A large-scale youth vote on climate change action, called Youth Decide, saw 97.5 per cent of respondents - over 37,000 young men and women under 30 - wanting the Australian Government to come up with stronger emissions targets.

"In the lead up to the critical UN climate change conference in Copenhagen, the generation of Australians who will be most affected by climate change have for the first time voted for the world they want to inherit," said Amanda McKenzie, co-director of the Australian Youth Climate Coalition, one of the voting campaign organizers, and this year's joint winner of the Banksia Young Environmentalist of the Year Award.

Over 91 per cent of voters wanted an Australian Government emissions reduction target of 40 per cent below 1990 levels by 2020, while a further 5.9 per cent wanted cuts in the range of 25 to 40 per cent. Just 2.5 per cent of voters were happy with the government's current targets.

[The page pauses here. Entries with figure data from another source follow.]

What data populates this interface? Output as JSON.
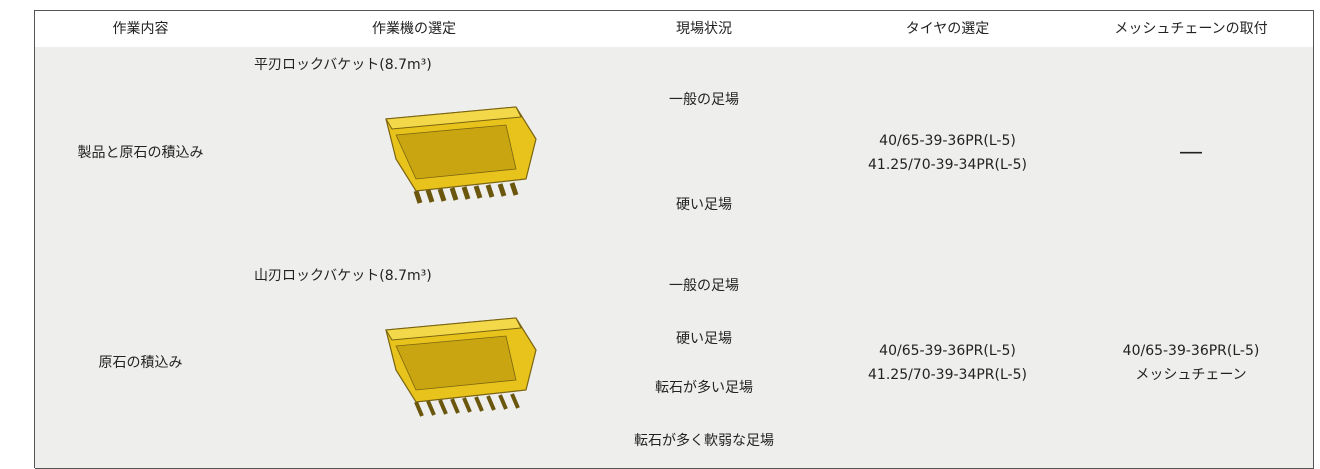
{
  "table": {
    "headers": [
      "作業内容",
      "作業機の選定",
      "現場状況",
      "タイヤの選定",
      "メッシュチェーンの取付"
    ],
    "rows": [
      {
        "work": "製品と原石の積込み",
        "machine": "平刃ロックバケット(8.7m³)",
        "conditions": [
          "一般の足場",
          "硬い足場"
        ],
        "tires": [
          "40/65-39-36PR(L-5)",
          "41.25/70-39-34PR(L-5)"
        ],
        "mesh": [
          "―"
        ]
      },
      {
        "work": "原石の積込み",
        "machine": "山刃ロックバケット(8.7m³)",
        "conditions": [
          "一般の足場",
          "硬い足場",
          "転石が多い足場",
          "転石が多く軟弱な足場"
        ],
        "tires": [
          "40/65-39-36PR(L-5)",
          "41.25/70-39-34PR(L-5)"
        ],
        "mesh": [
          "40/65-39-36PR(L-5)",
          "メッシュチェーン"
        ]
      }
    ]
  }
}
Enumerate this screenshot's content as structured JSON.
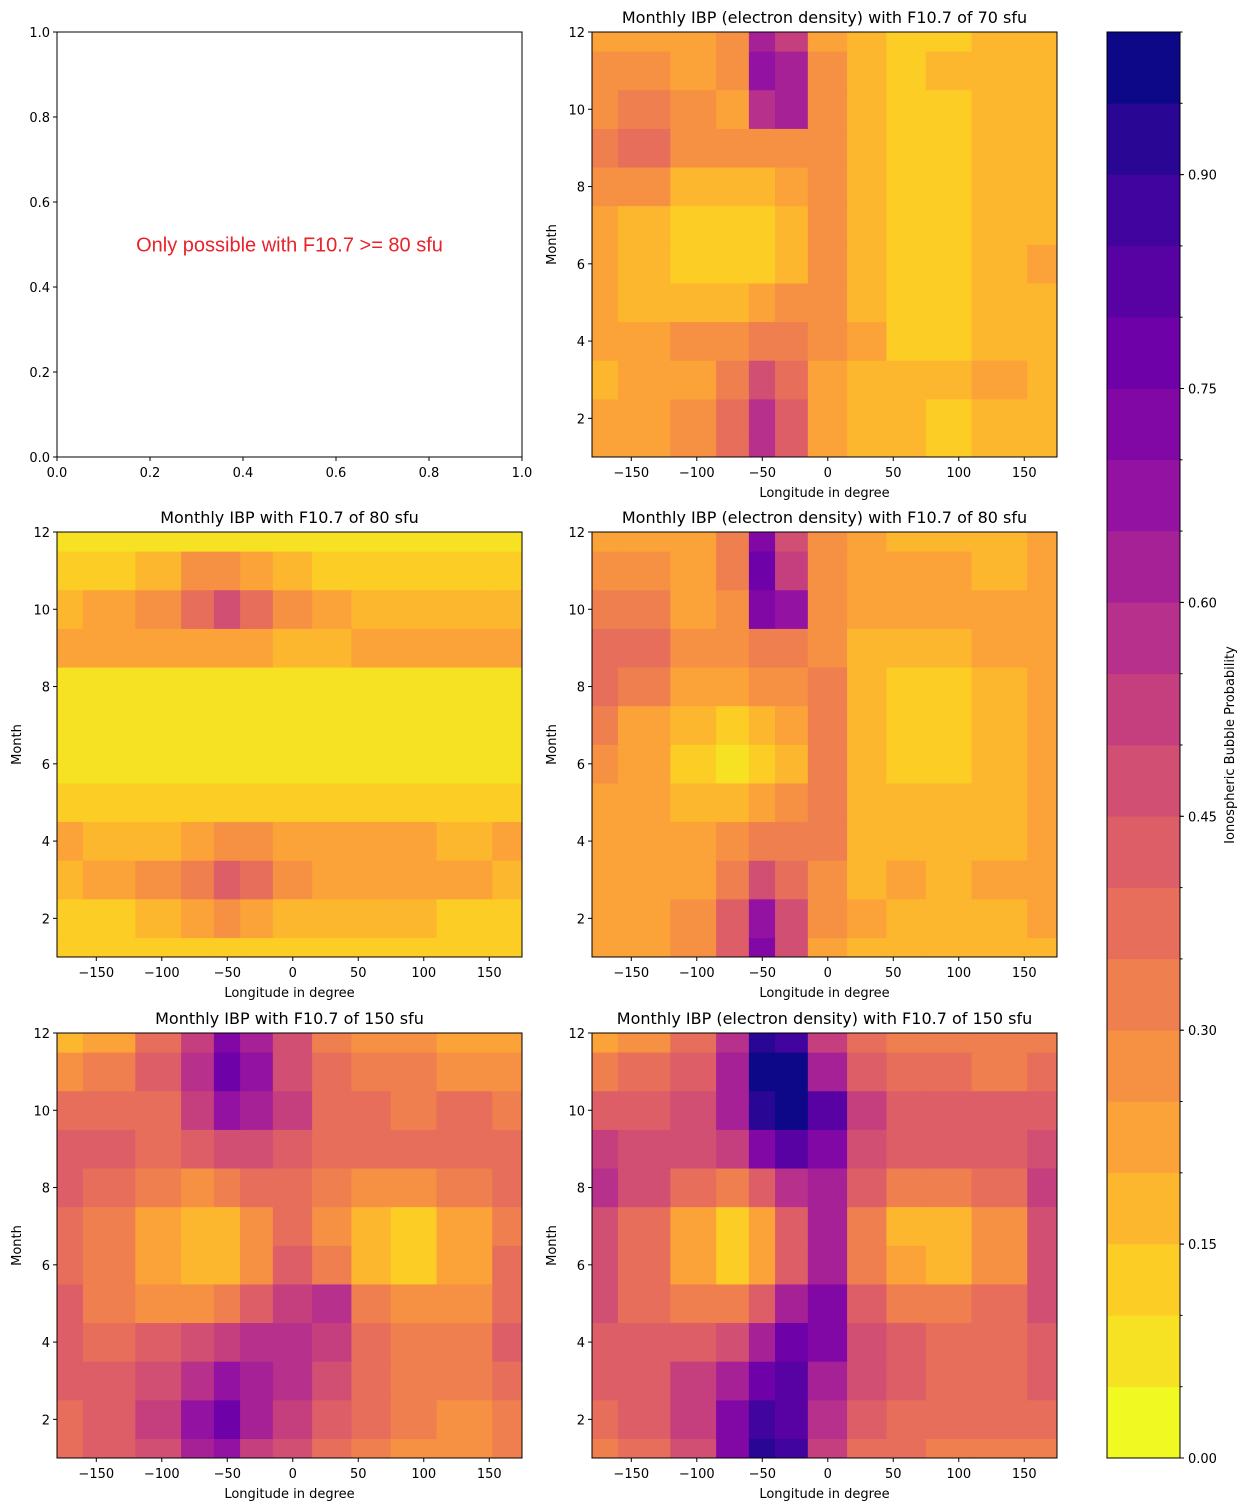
{
  "chart_data": [
    {
      "type": "annotation",
      "annotation": "Only possible with F10.7 >= 80 sfu",
      "annotation_color": "#e8232a",
      "xlim": [
        0,
        1
      ],
      "ylim": [
        0,
        1
      ],
      "xticks": [
        {
          "value": 0,
          "label": "0.0"
        },
        0.2,
        0.4,
        0.6,
        0.8,
        {
          "value": 1,
          "label": "1.0"
        }
      ],
      "yticks": [
        {
          "value": 0,
          "label": "0.0"
        },
        0.2,
        0.4,
        0.6,
        0.8,
        {
          "value": 1,
          "label": "1.0"
        }
      ]
    },
    {
      "type": "contour",
      "title": "Monthly IBP (electron density) with F10.7 of 70 sfu",
      "x_label": "Longitude in degree",
      "y_label": "Month",
      "xlim": [
        -180,
        175
      ],
      "ylim": [
        1,
        12
      ],
      "xticks": [
        {
          "value": -150,
          "label": "−150"
        },
        {
          "value": -100,
          "label": "−100"
        },
        {
          "value": -50,
          "label": "−50"
        },
        0,
        50,
        100,
        150
      ],
      "yticks": [
        2,
        4,
        6,
        8,
        10,
        12
      ],
      "x": [
        -180,
        -140,
        -100,
        -70,
        -50,
        -30,
        0,
        30,
        60,
        90,
        130,
        175
      ],
      "y": [
        1,
        2,
        3,
        4,
        5,
        6,
        7,
        8,
        9,
        10,
        11,
        12
      ],
      "z": [
        [
          0.2,
          0.2,
          0.25,
          0.35,
          0.55,
          0.4,
          0.2,
          0.15,
          0.15,
          0.1,
          0.15,
          0.15
        ],
        [
          0.2,
          0.2,
          0.25,
          0.35,
          0.55,
          0.4,
          0.2,
          0.15,
          0.15,
          0.1,
          0.15,
          0.15
        ],
        [
          0.15,
          0.2,
          0.2,
          0.3,
          0.45,
          0.35,
          0.2,
          0.15,
          0.15,
          0.15,
          0.2,
          0.15
        ],
        [
          0.2,
          0.2,
          0.25,
          0.25,
          0.3,
          0.3,
          0.25,
          0.2,
          0.1,
          0.1,
          0.15,
          0.15
        ],
        [
          0.2,
          0.15,
          0.15,
          0.15,
          0.2,
          0.25,
          0.25,
          0.15,
          0.1,
          0.1,
          0.15,
          0.15
        ],
        [
          0.2,
          0.15,
          0.1,
          0.1,
          0.1,
          0.15,
          0.25,
          0.15,
          0.1,
          0.1,
          0.15,
          0.2
        ],
        [
          0.2,
          0.15,
          0.1,
          0.1,
          0.1,
          0.15,
          0.25,
          0.15,
          0.1,
          0.1,
          0.15,
          0.15
        ],
        [
          0.25,
          0.25,
          0.15,
          0.15,
          0.15,
          0.2,
          0.25,
          0.15,
          0.1,
          0.1,
          0.15,
          0.15
        ],
        [
          0.3,
          0.35,
          0.25,
          0.25,
          0.25,
          0.25,
          0.25,
          0.15,
          0.1,
          0.1,
          0.15,
          0.15
        ],
        [
          0.25,
          0.3,
          0.25,
          0.2,
          0.55,
          0.6,
          0.25,
          0.15,
          0.1,
          0.1,
          0.15,
          0.15
        ],
        [
          0.25,
          0.25,
          0.2,
          0.25,
          0.65,
          0.6,
          0.25,
          0.15,
          0.1,
          0.15,
          0.15,
          0.15
        ],
        [
          0.2,
          0.2,
          0.2,
          0.25,
          0.6,
          0.5,
          0.2,
          0.15,
          0.1,
          0.1,
          0.15,
          0.15
        ]
      ]
    },
    {
      "type": "contour",
      "title": "Monthly IBP with F10.7 of 80 sfu",
      "x_label": "Longitude in degree",
      "y_label": "Month",
      "xlim": [
        -180,
        175
      ],
      "ylim": [
        1,
        12
      ],
      "xticks": [
        {
          "value": -150,
          "label": "−150"
        },
        {
          "value": -100,
          "label": "−100"
        },
        {
          "value": -50,
          "label": "−50"
        },
        0,
        50,
        100,
        150
      ],
      "yticks": [
        2,
        4,
        6,
        8,
        10,
        12
      ],
      "x": [
        -180,
        -140,
        -100,
        -70,
        -50,
        -30,
        0,
        30,
        60,
        90,
        130,
        175
      ],
      "y": [
        1,
        2,
        3,
        4,
        5,
        6,
        7,
        8,
        9,
        10,
        11,
        12
      ],
      "z": [
        [
          0.1,
          0.1,
          0.1,
          0.1,
          0.1,
          0.1,
          0.1,
          0.1,
          0.1,
          0.1,
          0.1,
          0.1
        ],
        [
          0.1,
          0.1,
          0.15,
          0.2,
          0.25,
          0.2,
          0.15,
          0.15,
          0.15,
          0.15,
          0.1,
          0.1
        ],
        [
          0.15,
          0.2,
          0.25,
          0.3,
          0.4,
          0.35,
          0.25,
          0.2,
          0.2,
          0.2,
          0.2,
          0.15
        ],
        [
          0.2,
          0.15,
          0.15,
          0.2,
          0.25,
          0.25,
          0.2,
          0.2,
          0.2,
          0.2,
          0.15,
          0.2
        ],
        [
          0.1,
          0.1,
          0.1,
          0.1,
          0.1,
          0.1,
          0.1,
          0.1,
          0.1,
          0.1,
          0.1,
          0.1
        ],
        [
          0.05,
          0.05,
          0.05,
          0.05,
          0.05,
          0.05,
          0.05,
          0.05,
          0.05,
          0.05,
          0.05,
          0.05
        ],
        [
          0.05,
          0.05,
          0.05,
          0.05,
          0.05,
          0.05,
          0.05,
          0.05,
          0.05,
          0.05,
          0.05,
          0.05
        ],
        [
          0.05,
          0.05,
          0.05,
          0.05,
          0.05,
          0.05,
          0.05,
          0.05,
          0.05,
          0.05,
          0.05,
          0.05
        ],
        [
          0.2,
          0.2,
          0.2,
          0.2,
          0.2,
          0.2,
          0.15,
          0.15,
          0.2,
          0.2,
          0.2,
          0.2
        ],
        [
          0.15,
          0.2,
          0.25,
          0.35,
          0.45,
          0.35,
          0.25,
          0.2,
          0.15,
          0.15,
          0.15,
          0.15
        ],
        [
          0.1,
          0.1,
          0.15,
          0.25,
          0.25,
          0.2,
          0.15,
          0.1,
          0.1,
          0.1,
          0.1,
          0.1
        ],
        [
          0.05,
          0.05,
          0.05,
          0.05,
          0.05,
          0.05,
          0.05,
          0.05,
          0.05,
          0.05,
          0.05,
          0.05
        ]
      ]
    },
    {
      "type": "contour",
      "title": "Monthly IBP (electron density) with F10.7 of 80 sfu",
      "x_label": "Longitude in degree",
      "y_label": "Month",
      "xlim": [
        -180,
        175
      ],
      "ylim": [
        1,
        12
      ],
      "xticks": [
        {
          "value": -150,
          "label": "−150"
        },
        {
          "value": -100,
          "label": "−100"
        },
        {
          "value": -50,
          "label": "−50"
        },
        0,
        50,
        100,
        150
      ],
      "yticks": [
        2,
        4,
        6,
        8,
        10,
        12
      ],
      "x": [
        -180,
        -140,
        -100,
        -70,
        -50,
        -30,
        0,
        30,
        60,
        90,
        130,
        175
      ],
      "y": [
        1,
        2,
        3,
        4,
        5,
        6,
        7,
        8,
        9,
        10,
        11,
        12
      ],
      "z": [
        [
          0.2,
          0.2,
          0.25,
          0.4,
          0.7,
          0.45,
          0.2,
          0.15,
          0.15,
          0.15,
          0.15,
          0.15
        ],
        [
          0.2,
          0.2,
          0.25,
          0.4,
          0.65,
          0.45,
          0.25,
          0.2,
          0.15,
          0.15,
          0.15,
          0.2
        ],
        [
          0.2,
          0.2,
          0.2,
          0.3,
          0.45,
          0.35,
          0.25,
          0.15,
          0.2,
          0.15,
          0.2,
          0.2
        ],
        [
          0.2,
          0.2,
          0.2,
          0.25,
          0.3,
          0.3,
          0.3,
          0.15,
          0.15,
          0.15,
          0.15,
          0.2
        ],
        [
          0.2,
          0.2,
          0.15,
          0.15,
          0.2,
          0.25,
          0.3,
          0.15,
          0.15,
          0.15,
          0.15,
          0.2
        ],
        [
          0.25,
          0.2,
          0.1,
          0.05,
          0.1,
          0.15,
          0.3,
          0.15,
          0.1,
          0.1,
          0.15,
          0.2
        ],
        [
          0.3,
          0.2,
          0.15,
          0.1,
          0.15,
          0.2,
          0.3,
          0.15,
          0.1,
          0.1,
          0.15,
          0.2
        ],
        [
          0.35,
          0.3,
          0.2,
          0.2,
          0.25,
          0.25,
          0.3,
          0.15,
          0.1,
          0.1,
          0.15,
          0.2
        ],
        [
          0.35,
          0.35,
          0.25,
          0.25,
          0.3,
          0.3,
          0.25,
          0.15,
          0.15,
          0.15,
          0.2,
          0.2
        ],
        [
          0.3,
          0.3,
          0.2,
          0.25,
          0.7,
          0.65,
          0.25,
          0.2,
          0.2,
          0.2,
          0.2,
          0.2
        ],
        [
          0.25,
          0.25,
          0.2,
          0.3,
          0.75,
          0.5,
          0.25,
          0.2,
          0.2,
          0.2,
          0.15,
          0.2
        ],
        [
          0.2,
          0.2,
          0.2,
          0.3,
          0.7,
          0.45,
          0.25,
          0.2,
          0.15,
          0.15,
          0.15,
          0.2
        ]
      ]
    },
    {
      "type": "contour",
      "title": "Monthly IBP with F10.7 of 150 sfu",
      "x_label": "Longitude in degree",
      "y_label": "Month",
      "xlim": [
        -180,
        175
      ],
      "ylim": [
        1,
        12
      ],
      "xticks": [
        {
          "value": -150,
          "label": "−150"
        },
        {
          "value": -100,
          "label": "−100"
        },
        {
          "value": -50,
          "label": "−50"
        },
        0,
        50,
        100,
        150
      ],
      "yticks": [
        2,
        4,
        6,
        8,
        10,
        12
      ],
      "x": [
        -180,
        -140,
        -100,
        -70,
        -50,
        -30,
        0,
        30,
        60,
        90,
        130,
        175
      ],
      "y": [
        1,
        2,
        3,
        4,
        5,
        6,
        7,
        8,
        9,
        10,
        11,
        12
      ],
      "z": [
        [
          0.35,
          0.4,
          0.45,
          0.6,
          0.65,
          0.5,
          0.45,
          0.35,
          0.3,
          0.25,
          0.25,
          0.3
        ],
        [
          0.35,
          0.4,
          0.5,
          0.65,
          0.75,
          0.6,
          0.5,
          0.4,
          0.35,
          0.3,
          0.25,
          0.3
        ],
        [
          0.4,
          0.4,
          0.45,
          0.55,
          0.65,
          0.6,
          0.55,
          0.45,
          0.35,
          0.3,
          0.3,
          0.35
        ],
        [
          0.4,
          0.35,
          0.4,
          0.45,
          0.5,
          0.55,
          0.55,
          0.5,
          0.35,
          0.3,
          0.3,
          0.4
        ],
        [
          0.4,
          0.3,
          0.25,
          0.25,
          0.3,
          0.4,
          0.5,
          0.55,
          0.3,
          0.25,
          0.25,
          0.35
        ],
        [
          0.35,
          0.3,
          0.2,
          0.15,
          0.15,
          0.25,
          0.4,
          0.3,
          0.15,
          0.1,
          0.2,
          0.35
        ],
        [
          0.35,
          0.3,
          0.2,
          0.15,
          0.15,
          0.25,
          0.35,
          0.25,
          0.15,
          0.1,
          0.2,
          0.3
        ],
        [
          0.4,
          0.35,
          0.3,
          0.25,
          0.3,
          0.35,
          0.35,
          0.3,
          0.25,
          0.25,
          0.3,
          0.35
        ],
        [
          0.4,
          0.4,
          0.35,
          0.4,
          0.45,
          0.45,
          0.4,
          0.35,
          0.35,
          0.35,
          0.35,
          0.35
        ],
        [
          0.35,
          0.35,
          0.35,
          0.5,
          0.65,
          0.6,
          0.5,
          0.35,
          0.35,
          0.3,
          0.35,
          0.3
        ],
        [
          0.25,
          0.3,
          0.4,
          0.55,
          0.75,
          0.65,
          0.45,
          0.35,
          0.3,
          0.3,
          0.25,
          0.25
        ],
        [
          0.15,
          0.2,
          0.35,
          0.5,
          0.7,
          0.6,
          0.45,
          0.3,
          0.25,
          0.25,
          0.2,
          0.2
        ]
      ]
    },
    {
      "type": "contour",
      "title": "Monthly IBP (electron density) with F10.7 of 150 sfu",
      "x_label": "Longitude in degree",
      "y_label": "Month",
      "xlim": [
        -180,
        175
      ],
      "ylim": [
        1,
        12
      ],
      "xticks": [
        {
          "value": -150,
          "label": "−150"
        },
        {
          "value": -100,
          "label": "−100"
        },
        {
          "value": -50,
          "label": "−50"
        },
        0,
        50,
        100,
        150
      ],
      "yticks": [
        2,
        4,
        6,
        8,
        10,
        12
      ],
      "x": [
        -180,
        -140,
        -100,
        -70,
        -50,
        -30,
        0,
        30,
        60,
        90,
        130,
        175
      ],
      "y": [
        1,
        2,
        3,
        4,
        5,
        6,
        7,
        8,
        9,
        10,
        11,
        12
      ],
      "z": [
        [
          0.3,
          0.35,
          0.45,
          0.7,
          0.9,
          0.85,
          0.5,
          0.35,
          0.35,
          0.3,
          0.3,
          0.3
        ],
        [
          0.35,
          0.4,
          0.5,
          0.7,
          0.85,
          0.8,
          0.55,
          0.4,
          0.35,
          0.35,
          0.35,
          0.35
        ],
        [
          0.4,
          0.4,
          0.5,
          0.6,
          0.75,
          0.8,
          0.6,
          0.45,
          0.4,
          0.35,
          0.35,
          0.4
        ],
        [
          0.4,
          0.4,
          0.4,
          0.45,
          0.6,
          0.75,
          0.7,
          0.45,
          0.4,
          0.35,
          0.35,
          0.4
        ],
        [
          0.45,
          0.35,
          0.3,
          0.3,
          0.4,
          0.6,
          0.7,
          0.4,
          0.3,
          0.3,
          0.35,
          0.45
        ],
        [
          0.45,
          0.35,
          0.2,
          0.1,
          0.2,
          0.4,
          0.6,
          0.3,
          0.2,
          0.15,
          0.25,
          0.45
        ],
        [
          0.45,
          0.35,
          0.2,
          0.1,
          0.2,
          0.4,
          0.6,
          0.3,
          0.15,
          0.15,
          0.25,
          0.45
        ],
        [
          0.55,
          0.45,
          0.35,
          0.3,
          0.4,
          0.55,
          0.6,
          0.4,
          0.3,
          0.3,
          0.35,
          0.5
        ],
        [
          0.5,
          0.45,
          0.45,
          0.5,
          0.7,
          0.8,
          0.7,
          0.45,
          0.4,
          0.4,
          0.4,
          0.45
        ],
        [
          0.4,
          0.4,
          0.45,
          0.6,
          0.9,
          0.95,
          0.8,
          0.5,
          0.4,
          0.4,
          0.4,
          0.4
        ],
        [
          0.3,
          0.35,
          0.4,
          0.6,
          0.95,
          0.95,
          0.6,
          0.4,
          0.35,
          0.35,
          0.3,
          0.35
        ],
        [
          0.2,
          0.25,
          0.35,
          0.55,
          0.9,
          0.85,
          0.5,
          0.35,
          0.3,
          0.3,
          0.3,
          0.3
        ]
      ]
    },
    {
      "type": "colorbar",
      "label": "Ionospheric Bubble Probability",
      "ylim": [
        0,
        1
      ],
      "levels": [
        0,
        0.05,
        0.1,
        0.15,
        0.2,
        0.25,
        0.3,
        0.35,
        0.4,
        0.45,
        0.5,
        0.55,
        0.6,
        0.65,
        0.7,
        0.75,
        0.8,
        0.85,
        0.9,
        0.95,
        1
      ],
      "colors": [
        "#f0f921",
        "#f6e223",
        "#fccd25",
        "#fcb72f",
        "#fba238",
        "#f69143",
        "#ef7f4e",
        "#e66e5b",
        "#dd5e67",
        "#d14f72",
        "#c53f7e",
        "#b7308b",
        "#a62196",
        "#9412a1",
        "#8108a5",
        "#6e01a8",
        "#5902a3",
        "#42049e",
        "#290693",
        "#0d0887"
      ],
      "yticks": [
        {
          "value": 0,
          "label": "0.00"
        },
        0.15,
        {
          "value": 0.3,
          "label": "0.30"
        },
        0.45,
        {
          "value": 0.6,
          "label": "0.60"
        },
        0.75,
        {
          "value": 0.9,
          "label": "0.90"
        }
      ]
    }
  ]
}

Young people around the country organised more than 330 voting events for Youth Decide, making it one of the biggest per capita mobilisations of young people on climate change anywhere in the world.

"The most interesting demographic was the 17 to 19 age group, who will be voting for the first time in the next election," said Alana Smith, National Director of World Vision's youth movement, Vision Generation, which was also behind the voting campaign.

"Less than 3 per cent of voters in that age group agreed with the Australian Government's current targets - I think that sends a really strong message to both sides of politics that the next generation of voters will not accept half measures in combating climate change," she said.

"The Youth Decide results show that when young people are given accessible information on the government's climate change policies, they recognise that the current policies are not in their interest and the vast majority want much stronger action," added McKenzie.

"We are asking the Australian Government to listen to the voice of youth and play a positive leadership role at the UN climate change conference in Copenhagen, in order to secure an agreement that will protect the future of the youth of the world."

The results of the vote will be presented by World Vision chief executive Tim Costello at Climate Week in New York this week.

They will also be presented to Prime Minister Kevin Rudd before December's Copenhagen conference, and a delegation of young Australians will also hand over the results to the UN climate change conference in Copenhagen.